O que faz um escritor? Cuida das palavras. Cultiva-as em silêncio (as palavras precisam dele). Prepara o terreno, arroteia-o, antes de semear. Dobra-se sobre a página com «aquele humilde cuidado» (Giuseppe Pontiggia), em virtude do qual renuncia aos advérbios gastos, atributos redundantes, não se afunda em “areias imóveis” (expressões esvaziadas de significado, manipuladas ao ponto de significar o seu contrário).
A sua máxima aspiração é dar vida a páginas cuidadas, «onde cada palavra está em casa, no seu lugar para apoiar as outras» (Thomas S. Eliot). Uma página cuidada é um edifício estável, resiste à intempérie; é espaço acolhedor, de bom grado uma pessoa habita-a.
O escritor é um camponês, um arquiteto. Um escritor dá-se conta (e sofre com isso) quando as palavras perdem o seu espírito vital. Ao escrever, aplica-se para o restituir. Cada palavra é conjunto de relações. Quando se rompe um destes laços (por inabilidade, «descuido» - diria Raymond Carver – ou vontade de manipulação), a palavra perde o seu espírito. Pode tornar-se nociva, veneno: «O falar incorreto não é só coisa por si inconveniente, mas faz mal também às almas» (Platão). Pode ser contagiosa, desencadear «uma epidemia pestilenta» da linguagem (Italo Calvino). Por sorte, sabemos onde encontrar os anticorpos: na literatura. A literatura ensina a cuidar das palavras. Não só. As palavras, por seu lado, podem cuidar de nós.
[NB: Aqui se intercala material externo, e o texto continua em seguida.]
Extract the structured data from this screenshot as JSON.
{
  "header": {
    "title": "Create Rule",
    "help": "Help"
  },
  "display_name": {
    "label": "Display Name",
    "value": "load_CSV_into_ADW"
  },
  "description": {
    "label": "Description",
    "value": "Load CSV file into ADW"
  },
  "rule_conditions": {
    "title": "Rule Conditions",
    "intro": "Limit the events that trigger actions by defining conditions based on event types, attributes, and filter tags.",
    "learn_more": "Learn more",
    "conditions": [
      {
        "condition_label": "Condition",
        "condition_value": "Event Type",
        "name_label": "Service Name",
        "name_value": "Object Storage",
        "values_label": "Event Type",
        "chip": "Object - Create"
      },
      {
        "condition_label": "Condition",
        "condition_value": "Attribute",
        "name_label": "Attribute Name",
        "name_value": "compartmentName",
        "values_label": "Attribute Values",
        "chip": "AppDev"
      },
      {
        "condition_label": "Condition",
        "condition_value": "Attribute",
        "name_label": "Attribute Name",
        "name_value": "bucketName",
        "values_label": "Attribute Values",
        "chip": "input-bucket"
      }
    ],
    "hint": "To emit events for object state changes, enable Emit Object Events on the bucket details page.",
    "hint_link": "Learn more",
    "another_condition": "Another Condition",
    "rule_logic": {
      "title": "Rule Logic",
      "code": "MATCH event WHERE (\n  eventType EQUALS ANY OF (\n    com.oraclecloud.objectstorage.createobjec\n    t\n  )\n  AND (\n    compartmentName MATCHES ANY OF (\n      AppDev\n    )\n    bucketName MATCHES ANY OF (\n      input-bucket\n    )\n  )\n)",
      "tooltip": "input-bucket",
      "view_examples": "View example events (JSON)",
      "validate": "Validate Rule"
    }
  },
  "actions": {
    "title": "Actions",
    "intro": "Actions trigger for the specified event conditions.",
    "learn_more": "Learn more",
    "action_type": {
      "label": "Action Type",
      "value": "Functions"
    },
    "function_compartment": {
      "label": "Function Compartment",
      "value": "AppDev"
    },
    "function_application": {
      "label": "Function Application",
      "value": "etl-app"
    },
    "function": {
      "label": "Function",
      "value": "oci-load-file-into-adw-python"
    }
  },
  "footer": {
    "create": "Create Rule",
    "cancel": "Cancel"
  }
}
As palavras curam.
Na última década está a redescobrir-se o valor da narração em âmbito medicinal. A iniciadora, Rita Charon, sentiu a necessidade de estudar literatura para ser uma médica melhor. E fundou, em 2000, na Universidade de Columbia, o primeiro Programa de Medicina Narrativa.
O que oferece a literatura à medicina a mais (em vez) que os fármacos, que os cuidados especializados? A doença não é somente um conjunto de sintomas, uma condição anormal do organismo humano; é uma experiência complexa que envolve corpo, alma, psique do paciente, e a comunidade de que é membro. Não é por acaso que a língua inglesa tem três palavras para dizer doença: “desease”, “illness”, “sickness”.
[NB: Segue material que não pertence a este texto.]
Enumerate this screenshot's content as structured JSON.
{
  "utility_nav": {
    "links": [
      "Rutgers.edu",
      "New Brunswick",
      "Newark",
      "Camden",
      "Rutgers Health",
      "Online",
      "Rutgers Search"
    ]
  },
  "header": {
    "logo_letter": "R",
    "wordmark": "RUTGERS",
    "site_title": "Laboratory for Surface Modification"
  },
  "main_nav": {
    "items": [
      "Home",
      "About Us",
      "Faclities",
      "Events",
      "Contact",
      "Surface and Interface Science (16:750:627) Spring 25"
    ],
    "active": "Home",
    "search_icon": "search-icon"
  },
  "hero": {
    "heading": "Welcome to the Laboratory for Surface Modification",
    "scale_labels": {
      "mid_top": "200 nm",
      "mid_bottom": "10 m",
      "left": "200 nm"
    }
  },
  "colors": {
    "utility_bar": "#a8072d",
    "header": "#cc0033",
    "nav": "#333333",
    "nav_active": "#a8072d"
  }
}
A primeira define a doença na sua dimensão objetiva, do ponto de vista científico, considerando-a um conjunto de desordens orgânicas. A segunda define-a na sua dimensão subjetiva, como é percecionada pelo paciente, com os seus aspetos psicológicos e emotivos. A terceira palavra diz respeito à dimensão social da doença, a maneira como o doente é reconhecido na sociedade. Podemos imaginá-las como os três eixos de um espaço no qual a doença deve ser enfrentada.
Nesta perspetiva tridimensional a leitura faz três coisas preciosas pela medicina. A primeira é dar palavra à doença enquanto “illness”. Através de uma linguagem metafórica, repleta de emoções e descrições, oferece à medicina páginas que podem ser consideradas «fichas clínicas paralelas» (Rita Charon), complementares às médicas e não menos preciosas para compreender a doença. Ao dado frio junta-se a palavra emotiva.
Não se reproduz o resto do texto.